How to photograph lightning

Lightning is one of my favorite natural subjects to photograph. It's very rewarding to capture a detailed bolt without overexposing the image.

If you would like to photograph lightning, first make sure you are in a safe place. The safest place is outside of the storm itself, but if you happen to be caught in the storm, use your best judgment and stay away from large objects such as trees, power lines, and anything else that might attract a lightning bolt. Also, make sure you're not the tallest object around.

You'll need to use a tripod and shoot long exposure shots anywhere from 2-30 seconds.
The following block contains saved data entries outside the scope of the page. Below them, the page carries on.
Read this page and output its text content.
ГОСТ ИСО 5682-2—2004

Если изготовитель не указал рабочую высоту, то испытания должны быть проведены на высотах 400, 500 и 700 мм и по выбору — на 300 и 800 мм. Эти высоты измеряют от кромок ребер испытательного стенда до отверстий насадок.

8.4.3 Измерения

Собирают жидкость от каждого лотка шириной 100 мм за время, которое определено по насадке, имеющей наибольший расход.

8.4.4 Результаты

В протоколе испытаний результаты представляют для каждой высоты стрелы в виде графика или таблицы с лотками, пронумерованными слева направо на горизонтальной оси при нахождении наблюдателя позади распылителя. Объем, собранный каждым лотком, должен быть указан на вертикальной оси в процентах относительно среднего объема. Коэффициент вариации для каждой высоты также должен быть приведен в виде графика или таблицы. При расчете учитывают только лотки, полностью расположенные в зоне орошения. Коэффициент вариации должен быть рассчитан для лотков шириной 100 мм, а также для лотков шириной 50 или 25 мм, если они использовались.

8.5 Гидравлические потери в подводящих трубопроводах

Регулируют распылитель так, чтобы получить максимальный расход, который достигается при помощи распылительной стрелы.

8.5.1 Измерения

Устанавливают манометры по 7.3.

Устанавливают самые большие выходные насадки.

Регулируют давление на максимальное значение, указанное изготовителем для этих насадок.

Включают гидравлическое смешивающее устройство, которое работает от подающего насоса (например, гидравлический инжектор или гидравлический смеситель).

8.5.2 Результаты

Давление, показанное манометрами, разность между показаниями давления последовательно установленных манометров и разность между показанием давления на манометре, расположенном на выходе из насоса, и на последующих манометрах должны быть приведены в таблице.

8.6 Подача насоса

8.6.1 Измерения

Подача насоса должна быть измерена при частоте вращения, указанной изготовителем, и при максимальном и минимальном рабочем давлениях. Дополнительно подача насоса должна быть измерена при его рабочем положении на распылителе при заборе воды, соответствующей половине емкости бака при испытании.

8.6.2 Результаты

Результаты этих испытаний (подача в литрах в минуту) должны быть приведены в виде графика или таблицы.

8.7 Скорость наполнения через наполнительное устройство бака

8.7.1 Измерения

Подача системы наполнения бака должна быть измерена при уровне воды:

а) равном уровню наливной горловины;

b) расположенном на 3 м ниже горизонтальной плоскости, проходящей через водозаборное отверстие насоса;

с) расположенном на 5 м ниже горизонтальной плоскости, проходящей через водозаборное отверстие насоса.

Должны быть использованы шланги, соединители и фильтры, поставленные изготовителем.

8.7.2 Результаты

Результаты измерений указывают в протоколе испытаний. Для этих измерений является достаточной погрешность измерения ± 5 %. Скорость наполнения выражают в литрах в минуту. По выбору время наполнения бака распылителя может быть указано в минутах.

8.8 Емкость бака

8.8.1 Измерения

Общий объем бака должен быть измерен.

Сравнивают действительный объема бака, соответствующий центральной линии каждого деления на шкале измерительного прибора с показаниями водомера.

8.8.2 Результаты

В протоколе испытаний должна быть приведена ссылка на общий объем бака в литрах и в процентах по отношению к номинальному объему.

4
If either the lightning or sky is too bright, consider using a Neutral Density filter to decrease the amount of light entering your lens. Use manual focus and set it to infinity. Practice doing this before you're in the middle of the storm. Play with the aperture settings to meet your situation. You may find that a wide open aperture is best, but that might over expose your shot if they're blasting close by.

Use your shortest focal length so that you're covering more sky, and don't be afraid to continually have a picture in the works. Last time I photographed lightning, I took 150 pictures and ended up with about 5 good ones.

If your camera is compatible with a remote, that's a good idea too. The picture will be even more steady because the camera can shake slightly when you press the shutter button. It will also allow you to have your camera set up in the right position, while you're somewhere safe. I recommend using a cover for your camera to keep it from getting wet.